The Gypsy Trail is a 1918 American silent comedy film directed by Walter Edwards and written by Robert Housum and Julia Crawford Ivers. The film stars Bryant Washburn, Wanda Hawley, Casson Ferguson, Clarence Geldart, Georgie Stone, and Edythe Chapman. The film was released on November 17, 1918, by Paramount Pictures.

==Plot==
As described in a film magazine, Edward Andrews worships the romance-loving Frances Raymond, the daughter of wealthy parents, but she always turns down his proposals. Finally, she hints that she may be won over using caveman tactics. Edward hires a reporter, Michael Rudder, to kidnap Frances and take her to his country home, where he has installed his grandmother to act as a chaperon.
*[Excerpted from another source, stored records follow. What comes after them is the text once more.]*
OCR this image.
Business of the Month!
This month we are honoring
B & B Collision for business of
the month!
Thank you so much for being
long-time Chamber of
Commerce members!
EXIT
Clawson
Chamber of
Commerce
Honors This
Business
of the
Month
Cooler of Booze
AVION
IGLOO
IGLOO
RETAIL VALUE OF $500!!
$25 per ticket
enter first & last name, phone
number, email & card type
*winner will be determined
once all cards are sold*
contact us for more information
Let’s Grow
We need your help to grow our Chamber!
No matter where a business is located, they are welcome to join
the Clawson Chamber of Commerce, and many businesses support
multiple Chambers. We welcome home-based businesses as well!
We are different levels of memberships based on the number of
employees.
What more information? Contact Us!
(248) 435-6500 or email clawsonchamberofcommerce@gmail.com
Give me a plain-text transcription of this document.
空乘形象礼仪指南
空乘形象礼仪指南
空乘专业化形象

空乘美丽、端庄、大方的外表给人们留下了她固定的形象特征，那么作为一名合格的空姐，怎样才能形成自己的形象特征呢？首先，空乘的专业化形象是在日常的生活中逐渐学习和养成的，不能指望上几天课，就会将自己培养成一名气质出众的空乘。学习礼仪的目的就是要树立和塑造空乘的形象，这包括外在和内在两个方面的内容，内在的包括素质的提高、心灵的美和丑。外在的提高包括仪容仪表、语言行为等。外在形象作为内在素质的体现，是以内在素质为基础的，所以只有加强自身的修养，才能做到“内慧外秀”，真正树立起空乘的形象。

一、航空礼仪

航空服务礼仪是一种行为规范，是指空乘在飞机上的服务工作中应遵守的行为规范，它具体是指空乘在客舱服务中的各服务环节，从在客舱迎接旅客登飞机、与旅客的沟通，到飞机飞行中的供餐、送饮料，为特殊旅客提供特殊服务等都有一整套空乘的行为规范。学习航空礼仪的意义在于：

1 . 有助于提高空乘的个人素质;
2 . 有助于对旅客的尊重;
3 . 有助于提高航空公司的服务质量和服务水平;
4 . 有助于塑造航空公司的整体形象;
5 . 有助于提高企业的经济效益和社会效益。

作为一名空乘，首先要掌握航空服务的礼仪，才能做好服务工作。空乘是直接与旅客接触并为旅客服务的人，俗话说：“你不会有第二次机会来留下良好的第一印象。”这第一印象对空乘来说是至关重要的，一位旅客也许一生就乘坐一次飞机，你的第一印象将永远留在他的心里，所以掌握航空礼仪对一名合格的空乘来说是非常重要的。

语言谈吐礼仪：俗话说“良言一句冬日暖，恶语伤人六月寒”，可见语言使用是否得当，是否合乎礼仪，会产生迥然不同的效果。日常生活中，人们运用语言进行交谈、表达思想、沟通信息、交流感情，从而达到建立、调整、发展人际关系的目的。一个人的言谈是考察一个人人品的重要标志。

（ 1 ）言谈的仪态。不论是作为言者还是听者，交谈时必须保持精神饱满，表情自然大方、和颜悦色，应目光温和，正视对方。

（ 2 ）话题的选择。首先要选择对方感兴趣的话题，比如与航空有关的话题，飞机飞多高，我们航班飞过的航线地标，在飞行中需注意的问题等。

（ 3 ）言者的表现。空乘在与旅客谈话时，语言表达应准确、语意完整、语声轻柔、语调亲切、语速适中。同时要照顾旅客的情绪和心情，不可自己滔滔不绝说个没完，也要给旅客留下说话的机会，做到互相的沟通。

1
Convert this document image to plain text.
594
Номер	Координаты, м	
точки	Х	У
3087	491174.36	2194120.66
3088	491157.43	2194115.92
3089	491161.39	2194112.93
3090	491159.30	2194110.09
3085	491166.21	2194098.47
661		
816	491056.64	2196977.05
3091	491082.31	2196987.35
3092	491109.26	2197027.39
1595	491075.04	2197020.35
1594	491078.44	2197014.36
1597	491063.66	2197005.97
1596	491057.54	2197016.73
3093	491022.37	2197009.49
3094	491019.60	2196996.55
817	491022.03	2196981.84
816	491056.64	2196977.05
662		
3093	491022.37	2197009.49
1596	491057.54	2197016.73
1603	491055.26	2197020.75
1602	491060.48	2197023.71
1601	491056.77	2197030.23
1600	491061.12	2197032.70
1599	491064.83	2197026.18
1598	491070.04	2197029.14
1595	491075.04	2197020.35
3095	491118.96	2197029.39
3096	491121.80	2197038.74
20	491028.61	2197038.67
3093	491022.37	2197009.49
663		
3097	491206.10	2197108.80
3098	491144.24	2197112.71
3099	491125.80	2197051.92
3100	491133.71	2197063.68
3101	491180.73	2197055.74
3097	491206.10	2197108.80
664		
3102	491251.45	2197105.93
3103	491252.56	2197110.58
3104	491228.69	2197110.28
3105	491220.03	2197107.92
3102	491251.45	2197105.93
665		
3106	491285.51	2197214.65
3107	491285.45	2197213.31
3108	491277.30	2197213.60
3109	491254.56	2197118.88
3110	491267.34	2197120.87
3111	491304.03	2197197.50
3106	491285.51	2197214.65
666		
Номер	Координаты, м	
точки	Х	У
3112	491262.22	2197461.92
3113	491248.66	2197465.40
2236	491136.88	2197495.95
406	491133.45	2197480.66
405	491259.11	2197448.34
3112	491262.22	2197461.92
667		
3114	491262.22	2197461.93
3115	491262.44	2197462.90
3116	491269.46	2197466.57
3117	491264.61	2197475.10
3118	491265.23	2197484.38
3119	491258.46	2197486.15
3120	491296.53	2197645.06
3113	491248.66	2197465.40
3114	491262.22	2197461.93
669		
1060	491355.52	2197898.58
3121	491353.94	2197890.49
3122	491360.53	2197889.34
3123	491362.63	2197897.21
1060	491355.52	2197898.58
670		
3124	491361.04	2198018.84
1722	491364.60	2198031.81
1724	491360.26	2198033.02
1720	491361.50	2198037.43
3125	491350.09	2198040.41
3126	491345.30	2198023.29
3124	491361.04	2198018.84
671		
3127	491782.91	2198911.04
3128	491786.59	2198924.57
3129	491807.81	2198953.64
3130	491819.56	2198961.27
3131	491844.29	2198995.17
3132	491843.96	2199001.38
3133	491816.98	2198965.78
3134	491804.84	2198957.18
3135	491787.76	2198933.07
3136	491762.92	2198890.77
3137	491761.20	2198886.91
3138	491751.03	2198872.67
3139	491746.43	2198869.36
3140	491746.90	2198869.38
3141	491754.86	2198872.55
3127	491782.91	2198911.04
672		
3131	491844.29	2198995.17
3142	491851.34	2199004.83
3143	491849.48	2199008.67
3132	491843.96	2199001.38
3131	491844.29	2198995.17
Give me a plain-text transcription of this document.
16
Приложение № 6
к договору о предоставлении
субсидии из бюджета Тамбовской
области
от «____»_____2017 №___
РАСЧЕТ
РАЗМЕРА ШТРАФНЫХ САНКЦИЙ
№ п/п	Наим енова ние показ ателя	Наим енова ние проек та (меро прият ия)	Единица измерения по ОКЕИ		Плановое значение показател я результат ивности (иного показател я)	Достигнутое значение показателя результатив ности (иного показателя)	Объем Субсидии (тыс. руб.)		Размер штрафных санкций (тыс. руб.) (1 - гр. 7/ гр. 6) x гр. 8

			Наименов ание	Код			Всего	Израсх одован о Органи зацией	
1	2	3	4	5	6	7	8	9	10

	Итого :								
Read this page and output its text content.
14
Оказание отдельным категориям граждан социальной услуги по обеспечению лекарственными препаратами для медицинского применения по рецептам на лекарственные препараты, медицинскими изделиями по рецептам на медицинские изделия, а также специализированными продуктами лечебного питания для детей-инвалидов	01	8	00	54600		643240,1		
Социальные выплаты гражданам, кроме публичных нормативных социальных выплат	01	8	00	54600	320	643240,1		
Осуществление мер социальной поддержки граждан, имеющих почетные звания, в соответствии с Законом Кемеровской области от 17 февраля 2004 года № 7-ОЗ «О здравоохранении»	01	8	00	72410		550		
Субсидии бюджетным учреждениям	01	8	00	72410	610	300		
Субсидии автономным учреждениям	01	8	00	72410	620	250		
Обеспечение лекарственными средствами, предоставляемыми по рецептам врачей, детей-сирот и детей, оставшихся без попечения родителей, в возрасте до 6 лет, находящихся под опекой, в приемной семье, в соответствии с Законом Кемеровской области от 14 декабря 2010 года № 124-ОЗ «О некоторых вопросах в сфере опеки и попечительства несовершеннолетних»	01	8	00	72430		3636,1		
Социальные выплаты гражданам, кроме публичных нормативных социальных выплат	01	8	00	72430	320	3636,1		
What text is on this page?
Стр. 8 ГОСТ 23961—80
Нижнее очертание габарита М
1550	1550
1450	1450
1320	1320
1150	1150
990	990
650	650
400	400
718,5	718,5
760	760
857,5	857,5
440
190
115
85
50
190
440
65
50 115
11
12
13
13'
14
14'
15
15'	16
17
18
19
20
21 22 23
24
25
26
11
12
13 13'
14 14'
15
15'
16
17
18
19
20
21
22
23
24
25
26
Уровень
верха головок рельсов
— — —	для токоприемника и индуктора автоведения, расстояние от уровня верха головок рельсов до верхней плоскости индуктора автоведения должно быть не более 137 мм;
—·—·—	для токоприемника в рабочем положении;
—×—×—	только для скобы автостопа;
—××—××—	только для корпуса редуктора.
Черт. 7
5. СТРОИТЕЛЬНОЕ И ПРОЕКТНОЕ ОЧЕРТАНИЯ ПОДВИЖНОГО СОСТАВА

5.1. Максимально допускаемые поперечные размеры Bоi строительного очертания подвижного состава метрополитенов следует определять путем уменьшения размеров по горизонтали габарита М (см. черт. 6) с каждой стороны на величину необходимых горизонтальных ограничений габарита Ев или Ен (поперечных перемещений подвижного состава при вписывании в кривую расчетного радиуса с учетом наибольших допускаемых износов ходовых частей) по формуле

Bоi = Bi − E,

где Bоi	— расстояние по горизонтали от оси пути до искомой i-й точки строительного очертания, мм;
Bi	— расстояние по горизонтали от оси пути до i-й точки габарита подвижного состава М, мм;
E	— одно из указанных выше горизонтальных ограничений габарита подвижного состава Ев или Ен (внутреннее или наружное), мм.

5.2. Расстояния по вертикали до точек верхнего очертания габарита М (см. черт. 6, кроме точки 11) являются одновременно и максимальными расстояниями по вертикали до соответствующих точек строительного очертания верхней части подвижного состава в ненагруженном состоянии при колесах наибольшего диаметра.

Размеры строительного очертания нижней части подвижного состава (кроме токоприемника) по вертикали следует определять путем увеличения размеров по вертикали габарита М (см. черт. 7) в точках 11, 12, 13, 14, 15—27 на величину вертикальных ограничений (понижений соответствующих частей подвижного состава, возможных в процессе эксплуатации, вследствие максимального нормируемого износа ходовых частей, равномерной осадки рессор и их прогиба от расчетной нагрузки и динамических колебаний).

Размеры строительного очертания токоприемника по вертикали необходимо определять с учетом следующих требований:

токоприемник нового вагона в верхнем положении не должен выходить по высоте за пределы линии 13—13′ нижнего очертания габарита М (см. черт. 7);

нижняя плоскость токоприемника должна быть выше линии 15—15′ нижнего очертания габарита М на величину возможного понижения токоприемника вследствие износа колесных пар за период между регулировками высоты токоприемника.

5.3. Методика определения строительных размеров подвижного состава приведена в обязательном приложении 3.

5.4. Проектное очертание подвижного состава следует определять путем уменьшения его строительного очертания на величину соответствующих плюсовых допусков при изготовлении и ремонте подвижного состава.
Frances is won over by the ardent lovemaking of the reporter and when she suggests that they get married at once, the poor reporter runs away. Frances is now inconsolable, and Edward very obligingly goes in search of the wooer. When they return, the reporter reveals that he is wealthy and has a title and estate in England, but Frances decides in favor of the conventional Edward.

==Cast==
- Bryant Washburn as Edward Andrews
- Wanda Hawley as Frances Raymond
- Casson Ferguson as Michael Rudder
- Clarence Geldart as Frank Raymond
- Georgie Stone as John Raymond
- Edythe Chapman as Grandma

==Preservation==
With no copies of The Gypsy Trail located in any film archives, it is a lost film.